🤖 AI Summary
Existing mathematical word problem (MWP) benchmarks lack realistic distractors; those few datasets incorporating distractors suffer from low difficulty, semantically implausible constructions, and easy detectability by models—undermining evaluation validity. Moreover, manually crafting distractors necessitates rewriting solution derivations, incurring high annotation costs. This paper proposes an iterative, large language model–based framework for generating semantically coherent, imperceptible distractors that preserve the original problem’s solution path and ground-truth answer. Our approach employs multi-round cognitive-guided prompting to iteratively refine distractor generation. Key contributions include: (1) eliminating the need for answer or solution rewriting, thereby drastically reducing human verification effort; and (2) enabling scalable construction of high-quality, challenging distractor-augmented MWPs. Experiments demonstrate that models fine-tuned on our augmented data exhibit significantly improved sensitivity to irrelevant information. Consequently, our method establishes a more robust and reliable benchmark for assessing mathematical reasoning capabilities.
📝 Abstract
Mathematical reasoning serves as a crucial testbed for evaluating the intelligence of large language models (LLMs), and math word problems (MWPs) represent one of the most widely used formats. Most existing MWP datasets contain only the necessary information, while problems with distracting or excessive conditions are often overlooked. Prior studies have shown that popular LLMs experience a dramatic performance drop when such distracting conditions are introduced. However, available datasets of MWPs with distracting conditions remain limited, and most exhibit low difficulty and out-of-context expressions. These shortcomings make the distracting conditions easy to detect and disregard, thereby reducing the credibility of benchmarking on these datasets. Moreover, when distracting conditions are added, the reasoning process and answers may change, requiring intensive manual effort to check and rewrite solutions.

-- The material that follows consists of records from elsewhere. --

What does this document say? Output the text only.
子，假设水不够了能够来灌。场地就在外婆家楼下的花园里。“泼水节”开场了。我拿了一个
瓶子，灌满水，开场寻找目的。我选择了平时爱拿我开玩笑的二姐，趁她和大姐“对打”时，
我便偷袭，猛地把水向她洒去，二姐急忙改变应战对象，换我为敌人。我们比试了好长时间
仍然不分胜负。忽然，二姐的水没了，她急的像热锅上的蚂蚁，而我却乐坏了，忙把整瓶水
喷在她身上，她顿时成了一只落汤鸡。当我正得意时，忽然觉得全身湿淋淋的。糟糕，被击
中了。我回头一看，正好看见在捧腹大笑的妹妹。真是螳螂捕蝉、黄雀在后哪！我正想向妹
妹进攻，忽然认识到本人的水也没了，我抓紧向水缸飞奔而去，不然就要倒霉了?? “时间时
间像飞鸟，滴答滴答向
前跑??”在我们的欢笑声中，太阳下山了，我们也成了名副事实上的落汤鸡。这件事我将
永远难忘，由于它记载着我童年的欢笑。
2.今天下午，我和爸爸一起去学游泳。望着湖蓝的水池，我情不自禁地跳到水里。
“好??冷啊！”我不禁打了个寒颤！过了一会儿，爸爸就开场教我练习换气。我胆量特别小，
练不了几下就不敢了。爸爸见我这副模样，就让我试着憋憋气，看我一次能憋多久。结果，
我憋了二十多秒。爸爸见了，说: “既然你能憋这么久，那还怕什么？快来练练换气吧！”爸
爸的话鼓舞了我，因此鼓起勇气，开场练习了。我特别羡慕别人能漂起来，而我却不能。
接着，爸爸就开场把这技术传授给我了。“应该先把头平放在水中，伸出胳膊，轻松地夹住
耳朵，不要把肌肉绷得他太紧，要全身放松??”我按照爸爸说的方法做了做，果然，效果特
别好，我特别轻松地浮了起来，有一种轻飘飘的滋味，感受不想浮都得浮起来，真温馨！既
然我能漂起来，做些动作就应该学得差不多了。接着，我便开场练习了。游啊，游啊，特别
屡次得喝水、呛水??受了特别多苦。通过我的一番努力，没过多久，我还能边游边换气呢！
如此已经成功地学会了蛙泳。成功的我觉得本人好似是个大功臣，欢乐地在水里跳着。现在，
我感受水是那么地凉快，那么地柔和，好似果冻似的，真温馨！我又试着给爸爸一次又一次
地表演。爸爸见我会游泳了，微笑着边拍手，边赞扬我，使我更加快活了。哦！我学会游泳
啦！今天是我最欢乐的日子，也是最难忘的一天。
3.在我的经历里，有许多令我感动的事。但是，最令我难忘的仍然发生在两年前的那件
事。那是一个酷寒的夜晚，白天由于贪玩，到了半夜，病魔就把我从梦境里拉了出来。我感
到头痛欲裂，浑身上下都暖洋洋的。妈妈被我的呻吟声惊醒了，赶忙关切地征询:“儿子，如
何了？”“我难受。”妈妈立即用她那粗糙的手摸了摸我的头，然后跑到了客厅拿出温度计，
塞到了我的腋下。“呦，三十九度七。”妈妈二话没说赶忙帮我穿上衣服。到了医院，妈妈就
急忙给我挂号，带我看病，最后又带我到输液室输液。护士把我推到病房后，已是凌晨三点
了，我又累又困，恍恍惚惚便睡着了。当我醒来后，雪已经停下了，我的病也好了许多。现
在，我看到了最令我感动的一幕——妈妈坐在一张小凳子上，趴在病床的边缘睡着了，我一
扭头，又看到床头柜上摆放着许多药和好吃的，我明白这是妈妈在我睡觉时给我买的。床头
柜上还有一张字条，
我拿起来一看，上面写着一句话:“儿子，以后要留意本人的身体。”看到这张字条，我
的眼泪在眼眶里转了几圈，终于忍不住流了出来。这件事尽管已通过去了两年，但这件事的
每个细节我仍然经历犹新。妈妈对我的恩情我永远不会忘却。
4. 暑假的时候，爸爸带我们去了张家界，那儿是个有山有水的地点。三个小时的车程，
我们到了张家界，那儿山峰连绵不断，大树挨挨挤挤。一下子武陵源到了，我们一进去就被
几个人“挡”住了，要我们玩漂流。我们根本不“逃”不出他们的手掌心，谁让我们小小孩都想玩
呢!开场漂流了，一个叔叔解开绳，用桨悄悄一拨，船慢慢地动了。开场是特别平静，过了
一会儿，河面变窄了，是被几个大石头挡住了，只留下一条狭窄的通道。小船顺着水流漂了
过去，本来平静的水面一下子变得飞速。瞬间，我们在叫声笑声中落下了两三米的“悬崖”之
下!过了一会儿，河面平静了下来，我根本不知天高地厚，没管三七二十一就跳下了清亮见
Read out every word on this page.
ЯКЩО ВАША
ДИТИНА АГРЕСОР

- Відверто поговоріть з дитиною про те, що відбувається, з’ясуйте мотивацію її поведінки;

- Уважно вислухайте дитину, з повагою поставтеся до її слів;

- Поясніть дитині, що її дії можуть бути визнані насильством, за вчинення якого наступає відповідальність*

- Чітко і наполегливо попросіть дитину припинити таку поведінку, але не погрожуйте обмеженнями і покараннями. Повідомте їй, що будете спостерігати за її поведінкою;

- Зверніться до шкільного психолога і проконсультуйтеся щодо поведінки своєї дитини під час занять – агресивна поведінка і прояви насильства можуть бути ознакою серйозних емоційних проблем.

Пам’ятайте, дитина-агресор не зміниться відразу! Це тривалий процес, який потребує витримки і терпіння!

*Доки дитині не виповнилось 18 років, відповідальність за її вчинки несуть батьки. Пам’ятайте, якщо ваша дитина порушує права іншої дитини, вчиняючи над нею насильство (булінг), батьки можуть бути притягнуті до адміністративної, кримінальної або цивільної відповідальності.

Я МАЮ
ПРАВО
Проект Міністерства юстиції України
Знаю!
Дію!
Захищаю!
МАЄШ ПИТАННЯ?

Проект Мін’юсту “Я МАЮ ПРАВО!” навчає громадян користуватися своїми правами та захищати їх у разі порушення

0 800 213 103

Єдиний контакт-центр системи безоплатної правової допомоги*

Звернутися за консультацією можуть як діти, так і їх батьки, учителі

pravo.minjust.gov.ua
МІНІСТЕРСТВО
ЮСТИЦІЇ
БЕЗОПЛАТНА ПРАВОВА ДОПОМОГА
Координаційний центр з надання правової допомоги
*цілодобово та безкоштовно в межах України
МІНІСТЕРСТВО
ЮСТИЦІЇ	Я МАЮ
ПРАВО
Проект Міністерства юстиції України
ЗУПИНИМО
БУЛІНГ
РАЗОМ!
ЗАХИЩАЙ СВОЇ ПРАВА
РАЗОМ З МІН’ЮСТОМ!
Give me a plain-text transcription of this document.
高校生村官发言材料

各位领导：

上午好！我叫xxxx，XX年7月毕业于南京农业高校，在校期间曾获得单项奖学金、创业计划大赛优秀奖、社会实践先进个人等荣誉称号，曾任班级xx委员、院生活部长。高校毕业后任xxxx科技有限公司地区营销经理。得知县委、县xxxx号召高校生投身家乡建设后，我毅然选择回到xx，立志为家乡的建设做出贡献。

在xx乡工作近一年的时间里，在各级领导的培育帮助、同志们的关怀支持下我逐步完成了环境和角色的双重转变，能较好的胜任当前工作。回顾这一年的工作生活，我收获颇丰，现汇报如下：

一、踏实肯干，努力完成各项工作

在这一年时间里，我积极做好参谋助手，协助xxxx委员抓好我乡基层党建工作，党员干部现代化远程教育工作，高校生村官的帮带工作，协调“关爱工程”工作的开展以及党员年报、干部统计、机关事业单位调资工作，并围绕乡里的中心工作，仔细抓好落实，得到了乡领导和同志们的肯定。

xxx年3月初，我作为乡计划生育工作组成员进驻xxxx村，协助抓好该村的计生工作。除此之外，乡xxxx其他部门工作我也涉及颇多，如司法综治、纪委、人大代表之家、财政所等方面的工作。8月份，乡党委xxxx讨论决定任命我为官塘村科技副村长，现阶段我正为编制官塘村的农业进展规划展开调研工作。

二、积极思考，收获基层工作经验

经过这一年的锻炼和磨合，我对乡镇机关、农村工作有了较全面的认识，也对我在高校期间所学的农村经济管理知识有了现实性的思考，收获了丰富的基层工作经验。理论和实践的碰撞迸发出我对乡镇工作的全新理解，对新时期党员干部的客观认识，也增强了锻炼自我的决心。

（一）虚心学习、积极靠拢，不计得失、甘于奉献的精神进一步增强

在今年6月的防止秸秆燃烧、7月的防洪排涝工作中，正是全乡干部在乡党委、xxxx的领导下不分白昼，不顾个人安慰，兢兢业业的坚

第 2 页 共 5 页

To address these issues, we design an iterative framework that leverages LLMs to generate distracting conditions automatically. We develop a set of prompts to revise MWPs from multiple perspectives and cognitive levels, encouraging the creation of meaningful distracting conditions as well as suggestions for further refinement. A key advantage of our framework is the preservation of shared solutions between the original and revised problems: the LLMs are explicitly guided to generate distractions that do not alter the original solution, thus eliminating the need to produce new answers. This framework is efficient and easy to deploy, substantially reducing the effort required to generate MWPs with distracting conditions while maintaining high data quality.